Another lucrative career path is travel nursing. These nurses take temporary assignments in high-demand areas—and can make even higher salaries than other worker people in the field. Travel nurses typically work with staffing agencies to land assignments and often work in specialty areas like psychiatry, dermatology, aesthetics, and fertility.
“The more specialized they get, the higher their rate can be,” Jon M. Guidi, CEO of HealthCare Recruiters International, previously told Fortune. “The more things the hospital or clinic can have a nurse do that doesn’t require a doctor, the more valuable they are to that organization—and the more they’re going to pay them.”
What’s more, as we enter cold and flu season, the need for nurses in high-need areas will stay steady. “We expect travel nurse rates to at least stay where they are, if not rise incrementally over the next few months as flu season heats up,” Harris says.
How much travel nurses can earn
The national average for travel nurse pay in August 2022 was $3,045 per week, according to Vivian Health. Assuming these travel nurses earn roughly the same amount per week throughout the year, this translates to salaries in excess of $158,000—or more than double the average salary for registered nurses and roughly 30% more than nurse practitioners.
“Travel nurses make more in total compensation than permanent or staff nurses because they have to pay for temporary housing when they are on assignment,” Harris says. “It’s also expected that travel nurses have at least one or two solid years of experience under their belts, so we tend to see more senior nurses traveling, which translates to higher wages.”

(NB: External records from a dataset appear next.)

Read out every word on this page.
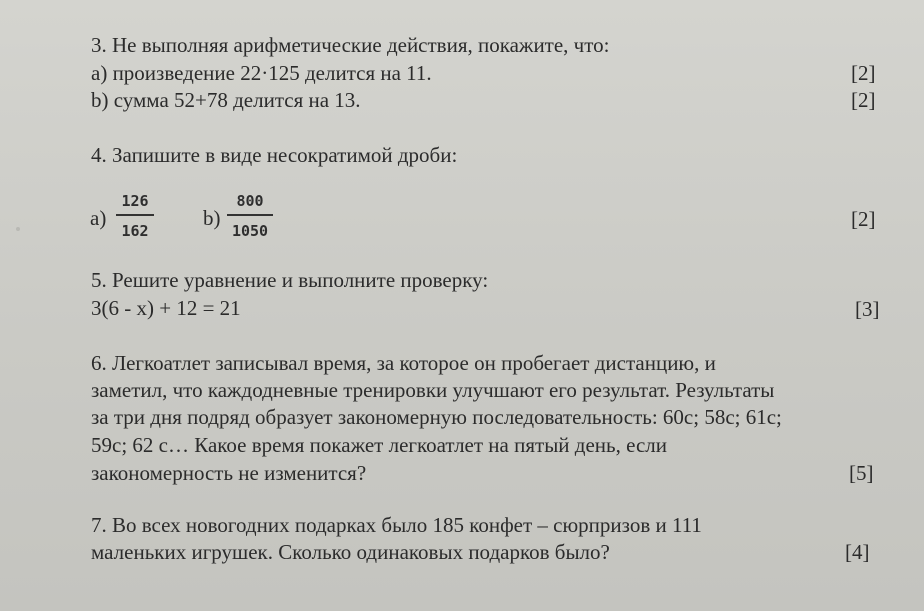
3. Не выполняя арифметические действия, покажите, что:
а) произведение 22·125 делится на 11.	[2]
b) сумма 52+78 делится на 13.	[2]
4. Запишите в виде несократимой дроби:
а)
126
162
b)
800
1050	[2]
5. Решите уравнение и выполните проверку:
3(6 - x) + 12 = 21	[3]
6. Легкоатлет записывал время, за которое он пробегает дистанцию, и
заметил, что каждодневные тренировки улучшают его результат. Результаты
за три дня подряд образует закономерную последовательность: 60с; 58с; 61с;
59с; 62 с… Какое время покажет легкоатлет на пятый день, если
закономерность не изменится?	[5]
7. Во всех новогодних подарках было 185 конфет – сюрпризов и 111
маленьких игрушек. Сколько одинаковых подарков было?	[4]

While travel nursing salaries are higher than those of registered nurses and nurse practitioners, there’s been a slight decline in the past year. In August 2022, travel nurses were making a weekly average salary of $3,270, which shows a 7.4% year-over-year decrease.
“This is because, last year, the omicron variant was running rampant, resulting in higher compensation during that critical period,” Harris adds. “However, we don’t expect rates to drop to pre-COVID levels because there is still a nursing shortage and flu season that drive the need for temporary labor.”
The hottest markets for travel nurses
The top five highest-paying states for travel nurses in August 2022 were California, New Jersey, Oregon, Alaska, and Minnesota, according to Vivian Health’s data. New Jersey, Alaska, and Minnesota all saw year-over-year increases in weekly travel nursing salaries, but California and Oregon actually saw small drops in weekly rates.
States with the biggest declines in compensation were Florida (40.91%), Arizona (37.98%), and Georgia (26.61%). Alaska, Delaware, and Hawaii saw the biggest jumps, however. Nurses in these three states made well above the national weekly average salary in August 2022.
By comparison, registered nurses (not specifically travel nurses) make the most in California ($124,000), Hawaii ($106,530), Oregon ($98,630), Washington, D.C. ($98,540), and Alaska ($97,230), according to U.S. Department of Labor Statistics data.
“Overall, we would expect less volatility in compensation trends over the next year or two as hospitals attempt to keep labor costs predictable by hiring more permanent staff,” Harris adds. “They are focused on compensating their permanent staff fairly, so that pulls from the contingent labor budget.”